Keep the updates coming.  We are also looking for pet-friendly accommodations along the east coast.  I noticed some in RCI don't advertise it (when using the pet friendly filter) so a list of unannounced pet friendly timeshares is extremely helpful.


----------



## vista9 (Apr 21, 2017)

Could you tell me the RCI Resort # for the Westgate in Vegas? I am having trouble finding the resort using the search feature in RCI.



mrsstats said:


> Westgate in Vegas does allow dogs.


----------



## davidvel (Apr 21, 2017)

This is also a good list for those allergic to dogs.


----------



## silentg (Apr 21, 2017)

Yes, this thread calls to mind a hotel stay at a Holiday  Inn. We traveled by car to Cape Cod from Central Florida, stopped for a night at a hotel. We had a nice room, the hotel was pet Friendly. We don't have a pet and we're told that certain rooms were for pet owners. On the return trip we stayed in the same hotel, but a different room, just a few doors down from the room we stayed previously.

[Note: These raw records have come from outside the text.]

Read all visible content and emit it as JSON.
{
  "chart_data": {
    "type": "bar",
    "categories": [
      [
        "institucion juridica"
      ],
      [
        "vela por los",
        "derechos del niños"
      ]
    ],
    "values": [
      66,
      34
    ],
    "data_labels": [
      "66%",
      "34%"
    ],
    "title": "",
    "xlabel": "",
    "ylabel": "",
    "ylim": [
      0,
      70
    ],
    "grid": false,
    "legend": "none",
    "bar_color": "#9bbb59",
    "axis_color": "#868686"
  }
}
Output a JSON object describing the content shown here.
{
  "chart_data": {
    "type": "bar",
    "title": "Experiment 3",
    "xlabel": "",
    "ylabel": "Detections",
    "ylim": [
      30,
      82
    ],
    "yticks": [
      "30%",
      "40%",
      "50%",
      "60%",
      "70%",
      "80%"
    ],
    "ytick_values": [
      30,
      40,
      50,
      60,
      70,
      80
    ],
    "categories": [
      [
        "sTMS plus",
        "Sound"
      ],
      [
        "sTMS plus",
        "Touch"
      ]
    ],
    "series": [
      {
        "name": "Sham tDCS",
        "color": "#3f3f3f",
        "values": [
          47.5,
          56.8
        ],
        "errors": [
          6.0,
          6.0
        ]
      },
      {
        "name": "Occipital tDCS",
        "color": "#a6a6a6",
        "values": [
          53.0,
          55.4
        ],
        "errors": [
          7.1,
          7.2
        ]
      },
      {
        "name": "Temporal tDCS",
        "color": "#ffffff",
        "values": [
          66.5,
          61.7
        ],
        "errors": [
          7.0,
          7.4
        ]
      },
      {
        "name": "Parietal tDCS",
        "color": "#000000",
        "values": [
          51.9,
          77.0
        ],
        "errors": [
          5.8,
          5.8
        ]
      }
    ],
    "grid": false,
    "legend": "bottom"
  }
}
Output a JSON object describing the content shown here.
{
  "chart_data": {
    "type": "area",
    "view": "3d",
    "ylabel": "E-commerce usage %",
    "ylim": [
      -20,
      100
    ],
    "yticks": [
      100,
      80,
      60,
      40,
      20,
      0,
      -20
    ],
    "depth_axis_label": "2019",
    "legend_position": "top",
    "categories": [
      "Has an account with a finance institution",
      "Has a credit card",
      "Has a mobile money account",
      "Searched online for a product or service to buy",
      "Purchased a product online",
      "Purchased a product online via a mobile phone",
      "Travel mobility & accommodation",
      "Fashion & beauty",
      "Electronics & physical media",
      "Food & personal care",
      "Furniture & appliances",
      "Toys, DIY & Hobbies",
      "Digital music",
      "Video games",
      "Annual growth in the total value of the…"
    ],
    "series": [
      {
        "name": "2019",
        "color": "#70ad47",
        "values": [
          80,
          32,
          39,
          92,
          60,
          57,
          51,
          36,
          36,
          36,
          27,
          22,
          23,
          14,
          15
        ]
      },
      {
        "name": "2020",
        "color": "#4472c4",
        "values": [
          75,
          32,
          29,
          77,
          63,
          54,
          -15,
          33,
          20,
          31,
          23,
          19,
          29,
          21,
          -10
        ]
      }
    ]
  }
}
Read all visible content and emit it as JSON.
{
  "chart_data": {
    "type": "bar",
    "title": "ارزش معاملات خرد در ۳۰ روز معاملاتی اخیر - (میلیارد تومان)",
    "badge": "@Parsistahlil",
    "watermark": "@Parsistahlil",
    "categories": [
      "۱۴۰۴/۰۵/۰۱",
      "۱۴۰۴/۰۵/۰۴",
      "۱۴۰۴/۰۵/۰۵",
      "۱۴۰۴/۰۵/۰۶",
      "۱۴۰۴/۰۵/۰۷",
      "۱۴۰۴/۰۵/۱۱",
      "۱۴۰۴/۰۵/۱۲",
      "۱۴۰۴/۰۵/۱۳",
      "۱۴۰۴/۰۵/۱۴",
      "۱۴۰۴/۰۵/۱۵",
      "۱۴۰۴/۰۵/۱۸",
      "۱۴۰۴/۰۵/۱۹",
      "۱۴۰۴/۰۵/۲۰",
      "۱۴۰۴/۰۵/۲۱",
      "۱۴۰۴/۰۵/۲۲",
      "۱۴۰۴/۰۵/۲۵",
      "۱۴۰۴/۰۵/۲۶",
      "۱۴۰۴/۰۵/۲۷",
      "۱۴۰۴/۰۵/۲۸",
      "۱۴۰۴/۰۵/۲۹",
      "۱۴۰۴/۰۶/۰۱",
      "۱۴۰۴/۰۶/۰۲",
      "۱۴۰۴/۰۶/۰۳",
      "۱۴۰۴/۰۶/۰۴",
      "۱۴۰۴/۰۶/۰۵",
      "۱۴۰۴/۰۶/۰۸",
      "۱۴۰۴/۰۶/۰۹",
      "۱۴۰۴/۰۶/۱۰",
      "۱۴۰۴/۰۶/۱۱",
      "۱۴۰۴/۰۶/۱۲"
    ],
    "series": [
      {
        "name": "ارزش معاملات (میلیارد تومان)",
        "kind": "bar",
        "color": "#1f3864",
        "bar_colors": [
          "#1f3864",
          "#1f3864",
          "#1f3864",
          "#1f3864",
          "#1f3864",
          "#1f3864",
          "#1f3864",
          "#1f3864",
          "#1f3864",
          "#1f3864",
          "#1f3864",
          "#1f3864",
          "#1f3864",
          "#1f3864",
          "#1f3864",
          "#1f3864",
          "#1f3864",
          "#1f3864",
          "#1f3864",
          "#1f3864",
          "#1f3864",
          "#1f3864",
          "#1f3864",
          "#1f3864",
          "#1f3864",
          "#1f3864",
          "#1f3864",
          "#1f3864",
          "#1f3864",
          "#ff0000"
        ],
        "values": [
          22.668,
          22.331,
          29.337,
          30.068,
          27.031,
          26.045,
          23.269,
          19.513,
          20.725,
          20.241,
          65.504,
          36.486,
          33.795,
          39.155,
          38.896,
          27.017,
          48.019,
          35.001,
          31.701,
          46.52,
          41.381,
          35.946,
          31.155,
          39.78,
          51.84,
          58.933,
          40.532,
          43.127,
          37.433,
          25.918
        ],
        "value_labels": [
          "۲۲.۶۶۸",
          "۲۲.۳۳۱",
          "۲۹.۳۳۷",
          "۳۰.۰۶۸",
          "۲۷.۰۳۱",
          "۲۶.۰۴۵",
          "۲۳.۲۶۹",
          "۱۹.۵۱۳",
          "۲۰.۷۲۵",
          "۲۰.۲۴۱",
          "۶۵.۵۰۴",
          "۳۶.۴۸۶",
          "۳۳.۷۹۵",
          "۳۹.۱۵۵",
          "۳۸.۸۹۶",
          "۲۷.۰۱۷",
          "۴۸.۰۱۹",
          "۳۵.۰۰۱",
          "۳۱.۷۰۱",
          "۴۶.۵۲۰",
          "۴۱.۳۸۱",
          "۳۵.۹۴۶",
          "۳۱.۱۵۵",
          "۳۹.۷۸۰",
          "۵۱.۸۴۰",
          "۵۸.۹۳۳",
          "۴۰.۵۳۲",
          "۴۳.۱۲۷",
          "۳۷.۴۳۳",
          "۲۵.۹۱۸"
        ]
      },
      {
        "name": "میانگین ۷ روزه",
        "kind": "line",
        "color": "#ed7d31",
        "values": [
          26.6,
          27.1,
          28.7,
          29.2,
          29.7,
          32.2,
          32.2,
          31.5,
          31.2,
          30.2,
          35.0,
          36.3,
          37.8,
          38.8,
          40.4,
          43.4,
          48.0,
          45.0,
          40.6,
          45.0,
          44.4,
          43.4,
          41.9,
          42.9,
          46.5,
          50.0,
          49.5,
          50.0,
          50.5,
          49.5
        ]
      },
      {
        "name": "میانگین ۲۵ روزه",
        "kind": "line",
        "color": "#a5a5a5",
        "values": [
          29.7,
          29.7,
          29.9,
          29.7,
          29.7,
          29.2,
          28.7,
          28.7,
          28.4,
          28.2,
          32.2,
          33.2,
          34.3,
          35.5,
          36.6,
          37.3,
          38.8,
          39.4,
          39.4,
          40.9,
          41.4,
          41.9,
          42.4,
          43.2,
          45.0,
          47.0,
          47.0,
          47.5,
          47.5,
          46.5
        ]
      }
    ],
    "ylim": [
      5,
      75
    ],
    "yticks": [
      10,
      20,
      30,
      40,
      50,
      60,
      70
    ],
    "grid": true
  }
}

There was a man with his dog on the elevator, they got off on the same floor as us and went into the room we stayed in the previous week. So much for room set aside. Used  to request non smoking room and would smell smoke, they would remove ashtray and spray air freshener, thankfully more hotels are smoke free so we don't run into this very often. I happen to like dogs and cats but not on vacation.
Silentg


----------



## mrsstats (Apr 21, 2017)

vista9 said:


> Could you tell me the RCI Resort # for the Westgate in Vegas? I am having trouble finding the resort using the search feature in RCI.


Sorry don't below to RCI


----------



## JudiZ (Apr 22, 2017)

Vacation Village in the Berkshires in Hancock, Massachusetts. We love this resort; never brought a dog but nice to know we could.

According to their site:

_We know that pets are part of the family, but they must be announced prior to your arrival. If you plan to bring a pet, you must call the resort to pre-register and to ensure a pet friendly room is available. Please be advised that the Pet Friendly fee is $125/one bedroom and $250/two bedroom. If pets are found without prior approval there will be a $250.00 pet fee accessed to your account. Pets are not allowed in the common areas of the resort. We offer “Clean-Up” Pet Stations outside of each building and on the Pet Trail across from building 1._


----------



## zzcn69 (May 8, 2017)

Quarter House in New Orleans is dog friendly for small dogs.  A fee of $100 is charged for the week.


----------



## gmarine (May 8, 2017)

Westgate Las Vegas does not allow pets.


----------